Existing vision-language model (VLM) jailbreaking attacks suffer from poor diversity and limited scalability due to reliance on white-box access or manually crafted prompts. To address this, we propose JPRO—the first black-box jailbreaking framework leveraging multi-agent collaboration. JPRO automates cross-modal, diverse adversarial prompt generation via a tactic-driven seed initialization and adaptive optimization loop. Its key contributions are: (1) a novel multi-agent coordination mechanism that decouples prompt engineering, image perturbation, and strategy evolution; (2) gradient- and parameter-free optimization relying solely on API-level interactions; and (3) achieving >60% average attack success rate on state-of-the-art VLMs (e.g., GPT-4o), outperforming prior methods and systematically exposing security vulnerabilities in multimodal alignment.

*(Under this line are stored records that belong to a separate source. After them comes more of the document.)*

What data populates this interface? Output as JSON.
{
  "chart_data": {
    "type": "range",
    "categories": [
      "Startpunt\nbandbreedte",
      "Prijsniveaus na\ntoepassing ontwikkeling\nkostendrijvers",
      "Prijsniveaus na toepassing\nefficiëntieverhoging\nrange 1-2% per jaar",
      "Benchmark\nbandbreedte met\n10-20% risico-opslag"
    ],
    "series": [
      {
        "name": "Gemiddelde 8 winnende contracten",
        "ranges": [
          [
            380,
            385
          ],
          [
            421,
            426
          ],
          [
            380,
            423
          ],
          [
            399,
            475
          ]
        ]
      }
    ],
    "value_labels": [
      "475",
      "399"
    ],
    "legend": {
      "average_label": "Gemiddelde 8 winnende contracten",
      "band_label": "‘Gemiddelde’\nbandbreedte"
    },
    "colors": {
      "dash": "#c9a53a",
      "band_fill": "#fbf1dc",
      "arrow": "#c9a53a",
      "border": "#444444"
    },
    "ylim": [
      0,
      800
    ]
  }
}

The widespread application of large VLMs makes ensuring their secure deployment critical. While recent studies have demonstrated jailbreak attacks on VLMs, existing approaches are limited: they require either white-box access, restricting practicality, or rely on manually crafted patterns, leading to poor sample diversity and scalability. To address these gaps, we propose JPRO, a novel multi-agent collaborative framework designed for automated VLM jailbreaking. It effectively overcomes the shortcomings of prior methods in attack diversity and scalability. Through the coordinated action of four specialized agents and its two core modules: Tactic-Driven Seed Generation and Adaptive Optimization Loop, JPRO generates effective and diverse attack samples. Experimental results show that JPRO achieves over a 60% attack success rate on multiple advanced VLMs, including GPT-4o, significantly outperforming existing methods. As a black-box attack approach, JPRO not only uncovers critical security vulnerabilities in multimodal models but also offers valuable insights for evaluating and enhancing VLM robustness.